Pecado mortal é aquele que é grave, normalmente contra um dos Dez Mandamentos de Deus: matar, roubar, adulterar, prostituir, blasfemar, prejudicar os outros, ódio, etc.. É algo que nos deixa incomodados... Veja o que diz o Catecismo da Igreja Católica (CIC) sobre isso:


§1856 - O pecado mortal, atacando em nós o princípio vital que é a caridade, exige uma nova iniciativa da misericórdia de Deus e uma conversão do coração, que se realiza normalmente no sacramento da Reconciliação:


“Quando a vontade se volta para uma coisa de per si contrária à caridade pela qual estamos ordenados ao fim último, há no pecado, pelo seu próprio objeto, matéria para ser mortal... quer seja contra o amor de Deus, como a blasfêmia, o perjúrio etc., ou contra o amor ao próximo, como o homicídio, o adultério, etc. Por outro lado, quando a vontade do pecador se dirige às vezes a um objeto que contém em si uma desordem, mas não é contrário ao amor a Deus e ao próximo, como, por exemplo, palavra ociosa, riso supérfluo etc., tais pecados são veniais” (S. Tomás, S. Th. I-II,88,2).

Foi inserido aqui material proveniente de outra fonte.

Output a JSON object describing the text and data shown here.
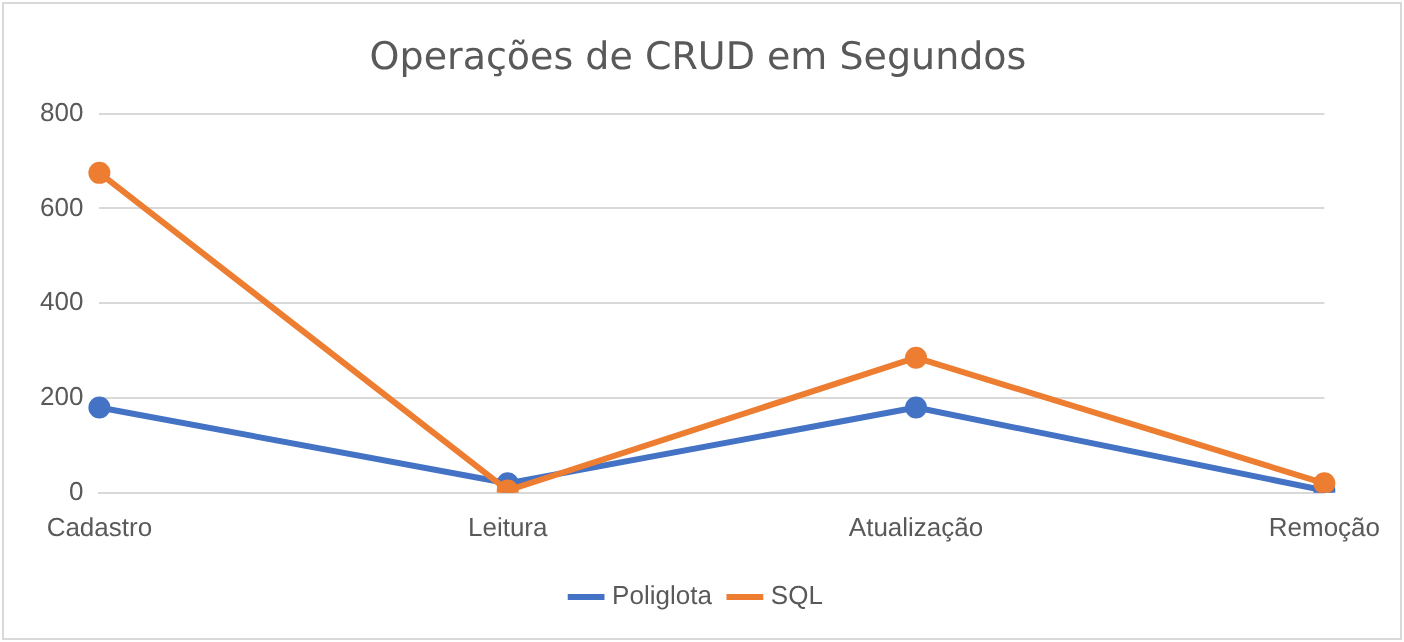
{
  "chart_data": {
    "type": "line",
    "title": "Operações de CRUD em Segundos",
    "categories": [
      "Cadastro",
      "Leitura",
      "Atualização",
      "Remoção"
    ],
    "series": [
      {
        "name": "Poliglota",
        "color": "#4472c4",
        "values": [
          180,
          20,
          180,
          5
        ]
      },
      {
        "name": "SQL",
        "color": "#ed7d31",
        "values": [
          675,
          5,
          285,
          20
        ]
      }
    ],
    "ylim": [
      0,
      800
    ],
    "yticks": [
      0,
      200,
      400,
      600,
      800
    ],
    "grid": "y",
    "legend": "bottom",
    "marker": "circle"
  }
}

§1857 – Para que um pecado seja mortal requerem-se três condições ao mesmo tempo: “É pecado mortal todo pecado que tem como objeto uma matéria grave, e que é cometido com plena consciência e deliberadamente” (RP 17).


§1858 – A matéria grave é precisada pelos Dez Mandamentos segundo a resposta de Jesus ao jovem rico: “Não mates, não cometas adultério, não roubes, não levantes falso testemunho, não defraudes ninguém, honra teu pai e tua mãe” (Mc 10,19). A gravidade dos pecados é maior ou menor; um assassinato é mais grave do que um roubo. A qualidade das pessoas lesadas entra também em consideração. A violência exercida contra os pais é em si mais grave do que contra um estrangeiro.

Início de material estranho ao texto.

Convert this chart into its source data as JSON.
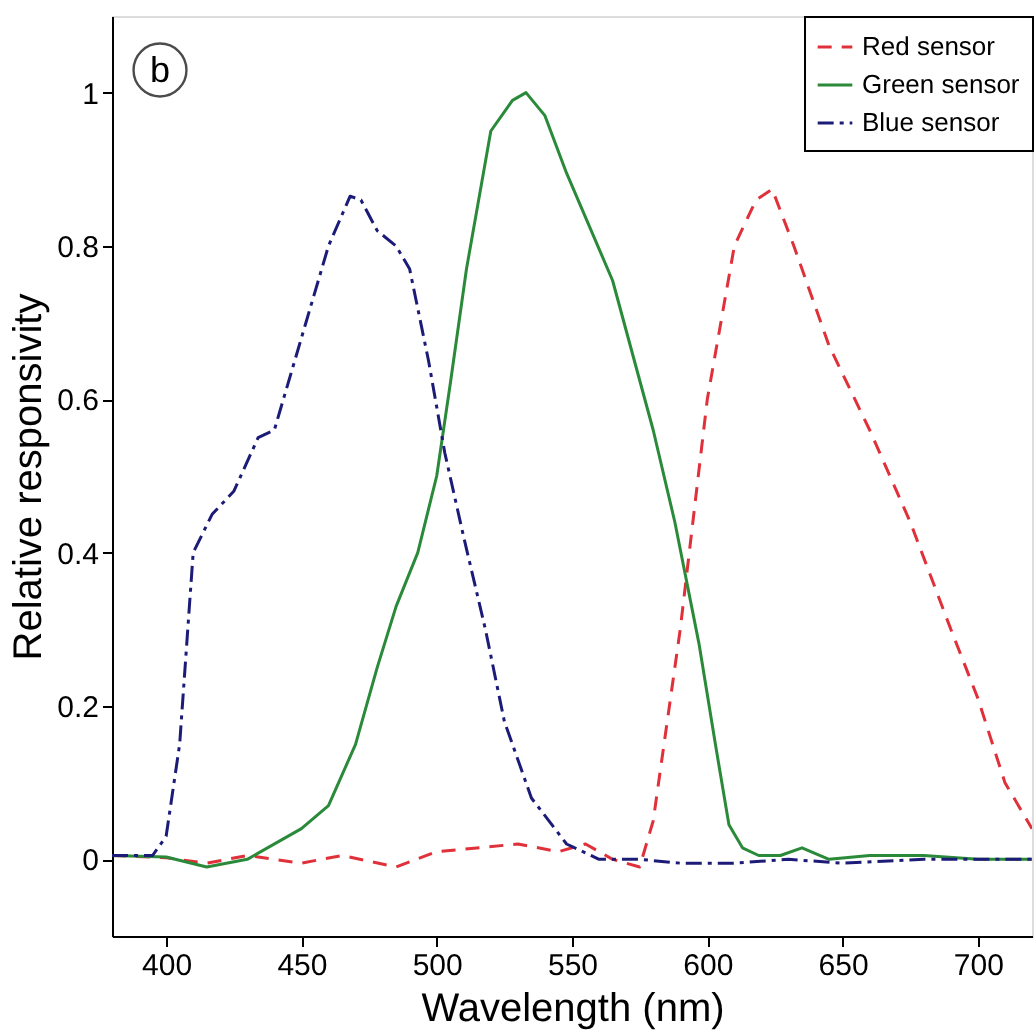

§1859 – O pecado mortal requer pleno conhecimento e pleno consentimento. Pressupõe o conhecimento do caráter pecaminoso do ato, de sua oposição à lei de Deus. Envolve também um consentimento suficientemente deliberado para ser uma escolha pessoal. A ignorância afetada e o endurecimento do coração (cf. Mc 3,5-6; Lc 16,19-31) não diminuem, antes aumentam, o caráter voluntário do pecado.


§1860 – A ignorância involuntária pode diminuir ou até escusar a imputabilidade de uma falta grave, mas supõe-se que ninguém ignore os princípios da lei moral inscritos na consciência de todo ser humano. Os impulsos da sensibilidade, as paixões podem igualmente reduzir o caráter voluntário e livre da falta, como também pressões exteriores e perturbações patológicas. O pecado por malícia, por opção deliberada do mal, é o mais grave.


§1861 – O pecado mortal é uma possibilidade radical da liberdade humana, como o próprio amor. Acarreta a perda da caridade e a privação da graça santificante, isto é, do estado de graça. Se este estado não for recuperado mediante o arrependimento e o perdão de Deus, causa a exclusão do Reino de Cristo e a morte eterna no inferno, já que nossa liberdade tem o poder de fazer opções para sempre, sem regresso. No entanto, mesmo podendo julgar que um ato é em si falta grave, devemos confiar o julgamento sobre as pessoas à justiça e à misericórdia de Deus.


§1862 – Comete-se um pecado venial quando não se observa, em matéria leve, a medida prescrita pela lei moral, ou então quando se desobedece à lei moral em matéria grave, mas sem pleno conhecimento ou sem pleno consentimento.